The underlying report was written by the government agency responsible for regulating the Obamacare market in the state of California. It projected one-year nationwide costs from coronavirus to private insurance ranging from $34 billion to $251 billion – ranging from 2% to 21% of premiums. The eye-catching 40% figure came from the dubious inference that two years’ worth of insurance losses at the top end of projections would be entirely financed through one year of premium increases.
Most of this additional cost comes from the report’s $29 billion to $216 billion estimate of the total costs of treating coronavirus patients admitted to hospital – a figure which seems to be wildly inflated. It is based on the assumption that insurers will be required to pay an average of $72,000 per patient hospitalized, that 4 to 15 million would be infected, and that 10% to 20% would be hospitalized.

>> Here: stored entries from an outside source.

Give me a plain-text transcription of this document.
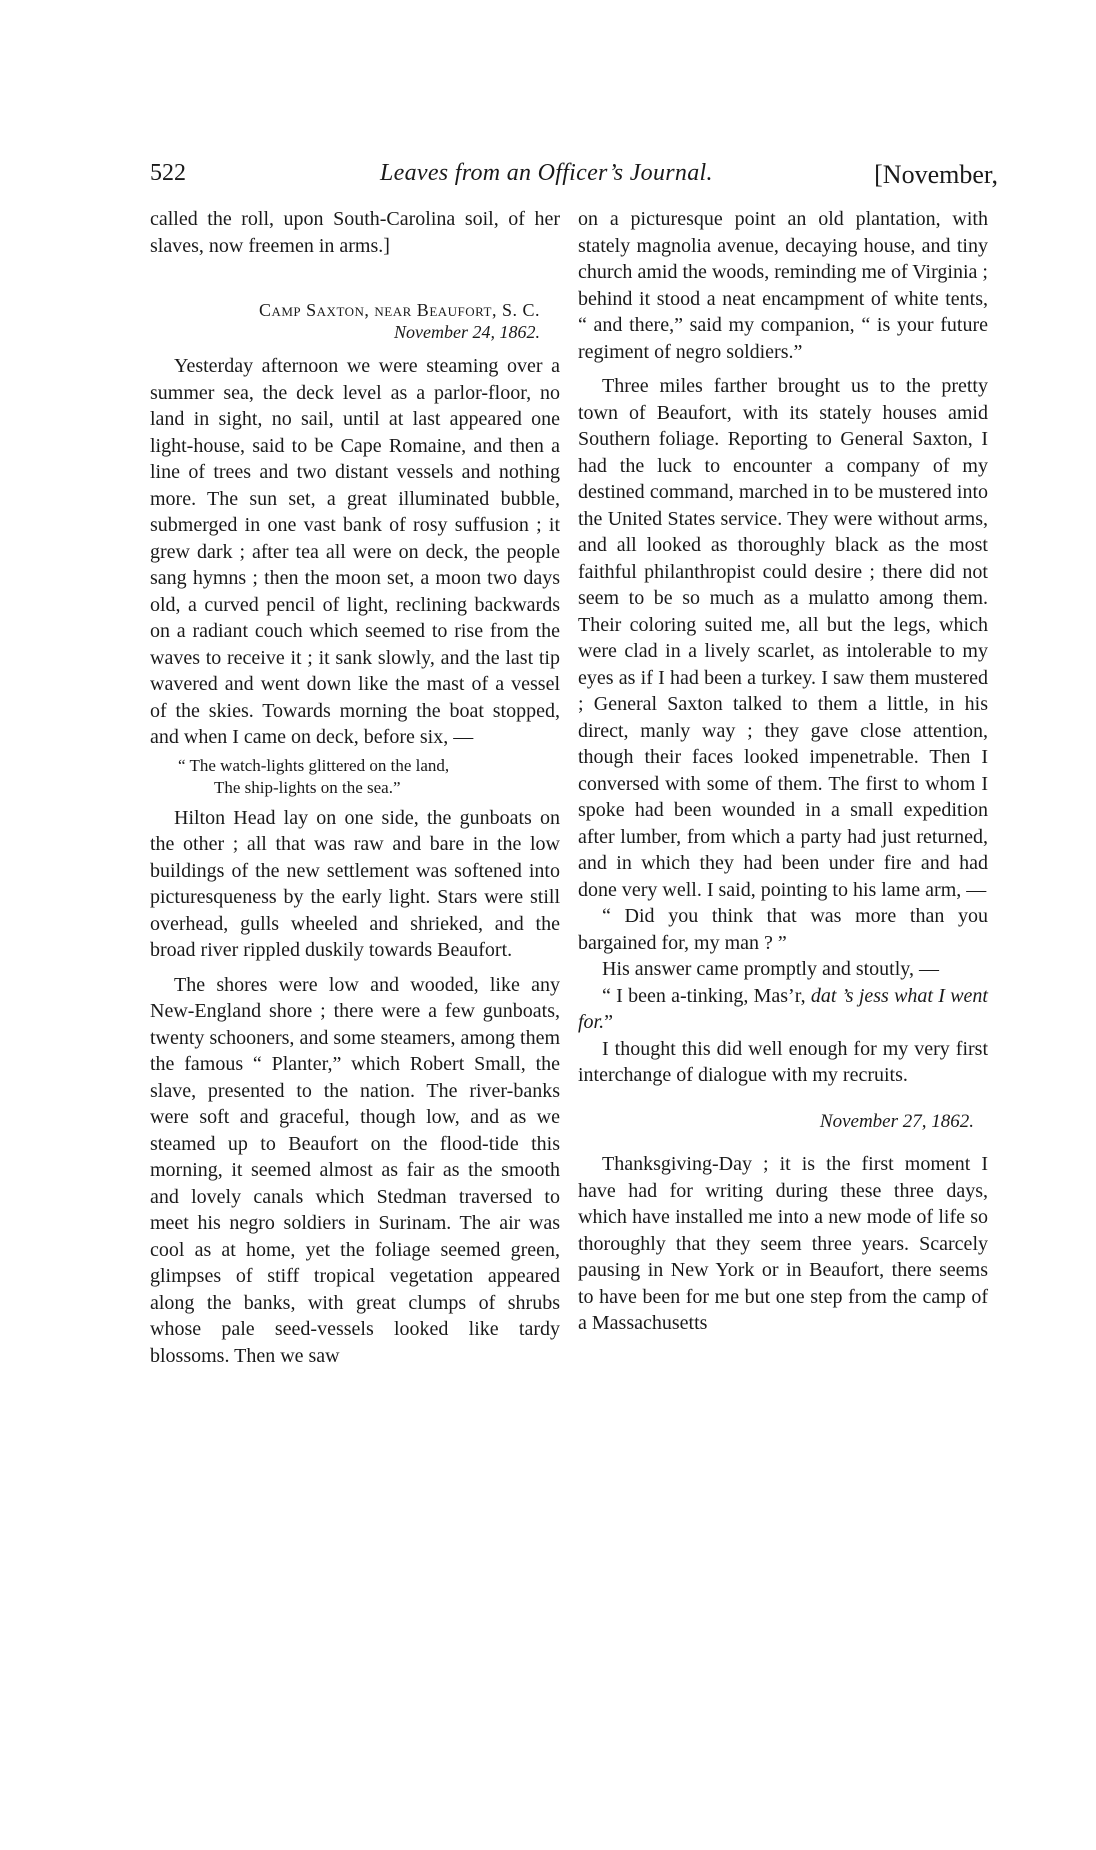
522	Leaves from an Officer’s Journal.	[November,

called the roll, upon South-Carolina soil, of her slaves, now freemen in arms.]

Camp Saxton, near Beaufort, S. C.
November 24, 1862.

Yesterday afternoon we were steaming over a summer sea, the deck level as a parlor-floor, no land in sight, no sail, until at last appeared one light-house, said to be Cape Romaine, and then a line of trees and two distant vessels and nothing more. The sun set, a great illuminated bubble, submerged in one vast bank of rosy suffusion ; it grew dark ; after tea all were on deck, the people sang hymns ; then the moon set, a moon two days old, a curved pencil of light, reclining backwards on a radiant couch which seemed to rise from the waves to receive it ; it sank slowly, and the last tip wavered and went down like the mast of a vessel of the skies. Towards morning the boat stopped, and when I came on deck, before six, —

“ The watch-lights glittered on the land,
The ship-lights on the sea.”

Hilton Head lay on one side, the gunboats on the other ; all that was raw and bare in the low buildings of the new settlement was softened into picturesqueness by the early light. Stars were still overhead, gulls wheeled and shrieked, and the broad river rippled duskily towards Beaufort.

The shores were low and wooded, like any New-England shore ; there were a few gunboats, twenty schooners, and some steamers, among them the famous “ Planter,” which Robert Small, the slave, presented to the nation. The river-banks were soft and graceful, though low, and as we steamed up to Beaufort on the flood-tide this morning, it seemed almost as fair as the smooth and lovely canals which Stedman traversed to meet his negro soldiers in Surinam. The air was cool as at home, yet the foliage seemed green, glimpses of stiff tropical vegetation appeared along the banks, with great clumps of shrubs whose pale seed-vessels looked like tardy blossoms. Then we saw

on a picturesque point an old plantation, with stately magnolia avenue, decaying house, and tiny church amid the woods, reminding me of Virginia ; behind it stood a neat encampment of white tents, “ and there,” said my companion, “ is your future regiment of negro soldiers.”

Three miles farther brought us to the pretty town of Beaufort, with its stately houses amid Southern foliage. Reporting to General Saxton, I had the luck to encounter a company of my destined command, marched in to be mustered into the United States service. They were without arms, and all looked as thoroughly black as the most faithful philanthropist could desire ; there did not seem to be so much as a mulatto among them. Their coloring suited me, all but the legs, which were clad in a lively scarlet, as intolerable to my eyes as if I had been a turkey. I saw them mustered ; General Saxton talked to them a little, in his direct, manly way ; they gave close attention, though their faces looked impenetrable. Then I conversed with some of them. The first to whom I spoke had been wounded in a small expedition after lumber, from which a party had just returned, and in which they had been under fire and had done very well. I said, pointing to his lame arm, —

“ Did you think that was more than you bargained for, my man ? ”

His answer came promptly and stoutly, —

“ I been a-tinking, Mas’r, dat ’s jess what I went for.”

I thought this did well enough for my very first interchange of dialogue with my recruits.

November 27, 1862.

Thanksgiving-Day ; it is the first moment I have had for writing during these three days, which have installed me into a new mode of life so thoroughly that they seem three years. Scarcely pausing in New York or in Beaufort, there seems to have been for me but one step from the camp of a Massachusetts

A recent study by the Kaiser Family Foundation found that, in 2018, privately insured patients hospitalized with pneumonia without complications were billed an average of $9,763; those with major complications and comorbidities, an average of $20,292; and those requiring ventilator support for over 96 hours (as is most often the case with coronavirus patients needing intensive care), an average of $88,114. A mid-March CDC study of COVID-19 cases in the United States found that 10% of those aged under 65 testing positive for COVID-19 were hospitalized, but that only 2% required admission to intensive care.

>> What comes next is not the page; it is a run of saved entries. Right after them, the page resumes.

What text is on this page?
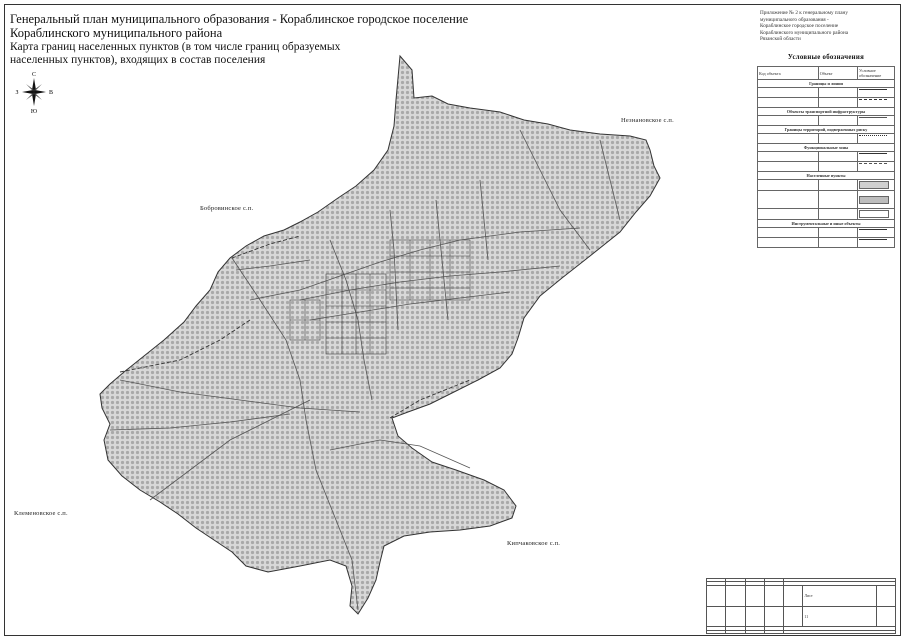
Генеральный план муниципального образования - Кораблинское городское поселение
Кораблинского муниципального района
Карта границ населенных пунктов (в том числе границ образуемых населенных пунктов), входящих в состав поселения
С
Ю
З	В
Незнановское с.п.
Бобровинское с.п.
Клеменовское с.п.
Кипчаковское с.п.
Приложение № 2 к генеральному плану
муниципального образования -
Кораблинское городское поселение
Кораблинского муниципального района
Рязанской области
Условные обозначения
Код объекта	Объект	Условное обозначение
Границы и линии		

Объекты транспортной инфраструктуры		

Границы территорий, подверженных риску		

Функциональные зоны		

Населенные пункты		

Инструментальные и иные объекты		

					Лист	
					11	
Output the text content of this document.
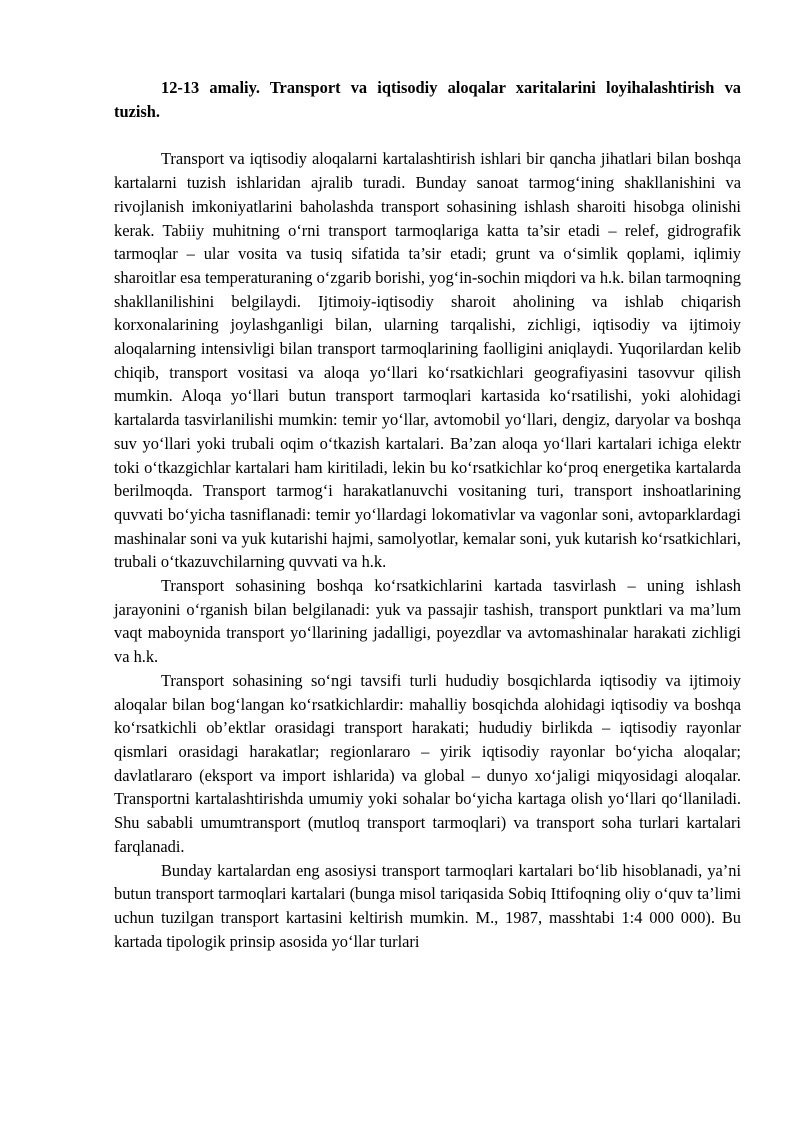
12-13 amaliy. Transport va iqtisodiy aloqalar xaritalarini loyihalashtirish va tuzish.

Transport va iqtisodiy aloqalarni kartalashtirish ishlari bir qancha jihatlari bilan boshqa kartalarni tuzish ishlaridan ajralib turadi. Bunday sanoat tarmogʻining shakllanishini va rivojlanish imkoniyatlarini baholashda transport sohasining ishlash sharoiti hisobga olinishi kerak. Tabiiy muhitning oʻrni transport tarmoqlariga katta ta’sir etadi – relef, gidrografik tarmoqlar – ular vosita va tusiq sifatida ta’sir etadi; grunt va oʻsimlik qoplami, iqlimiy sharoitlar esa temperaturaning oʻzgarib borishi, yogʻin-sochin miqdori va h.k. bilan tarmoqning shakllanilishini belgilaydi. Ijtimoiy-iqtisodiy sharoit aholining va ishlab chiqarish korxonalarining joylashganligi bilan, ularning tarqalishi, zichligi, iqtisodiy va ijtimoiy aloqalarning intensivligi bilan transport tarmoqlarining faolligini aniqlaydi. Yuqorilardan kelib chiqib, transport vositasi va aloqa yoʻllari koʻrsatkichlari geografiyasini tasovvur qilish mumkin. Aloqa yoʻllari butun transport tarmoqlari kartasida koʻrsatilishi, yoki alohidagi kartalarda tasvirlanilishi mumkin: temir yoʻllar, avtomobil yoʻllari, dengiz, daryolar va boshqa suv yoʻllari yoki trubali oqim oʻtkazish kartalari. Ba’zan aloqa yoʻllari kartalari ichiga elektr toki oʻtkazgichlar kartalari ham kiritiladi, lekin bu koʻrsatkichlar koʻproq energetika kartalarda berilmoqda. Transport tarmogʻi harakatlanuvchi vositaning turi, transport inshoatlarining quvvati boʻyicha tasniflanadi: temir yoʻllardagi lokomativlar va vagonlar soni, avtoparklardagi mashinalar soni va yuk kutarishi hajmi, samolyotlar, kemalar soni, yuk kutarish koʻrsatkichlari, trubali oʻtkazuvchilarning quvvati va h.k.

Transport sohasining boshqa koʻrsatkichlarini kartada tasvirlash – uning ishlash jarayonini oʻrganish bilan belgilanadi: yuk va passajir tashish, transport punktlari va ma’lum vaqt maboynida transport yoʻllarining jadalligi, poyezdlar va avtomashinalar harakati zichligi va h.k.

Transport sohasining soʻngi tavsifi turli hududiy bosqichlarda iqtisodiy va ijtimoiy aloqalar bilan bogʻlangan koʻrsatkichlardir: mahalliy bosqichda alohidagi iqtisodiy va boshqa koʻrsatkichli ob’ektlar orasidagi transport harakati; hududiy birlikda – iqtisodiy rayonlar qismlari orasidagi harakatlar; regionlararo – yirik iqtisodiy rayonlar boʻyicha aloqalar; davlatlararo (eksport va import ishlarida) va global – dunyo xoʻjaligi miqyosidagi aloqalar. Transportni kartalashtirishda umumiy yoki sohalar boʻyicha kartaga olish yoʻllari qoʻllaniladi. Shu sababli umumtransport (mutloq transport tarmoqlari) va transport soha turlari kartalari farqlanadi.

Bunday kartalardan eng asosiysi transport tarmoqlari kartalari boʻlib hisoblanadi, ya’ni butun transport tarmoqlari kartalari (bunga misol tariqasida Sobiq Ittifoqning oliy oʻquv ta’limi uchun tuzilgan transport kartasini keltirish mumkin. M., 1987, masshtabi 1:4 000 000). Bu kartada tipologik prinsip asosida yoʻllar turlari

Taking a mid-range estimate of 1.2 million hospitalizations in the California study, which seems in line with other current projections, hospitalization costs could be expected to be around $35 billion, in addition to $8 billion estimated for outpatient services and $8 billion for testing. In total, this would add $51 billion to private insurance spending (which was $1,243 billion in 2018) – an increase of roughly 4%.
Such an increase would likely be more than offset by the effect of declining utilization of other medical services as people increasingly stay at home – reducing the number of traffic accidents, the transmission of other diseases, and the number of visits to doctors. Indeed, the decline in elective procedures undertaken has been dramatic. Bon Secours Mercy Health, which operates in seven states, estimated that it would suffer a $100 million decline in revenue. Similarly, a Kentucky hospital system, which saw a 30% decline in business, has furloughed 500 staff. The CEO of a Michigan hospital system has estimated that the crisis has caused it to cancel 80% of projected surgeries to free up capacity for COVID-19 patients and other emergency cases. He argued this would lead to a 20% to 40% drop in revenue.
At this point, therefore, it seems more likely that the coronavirus will cause health insurance premiums to fall rather than increase overall.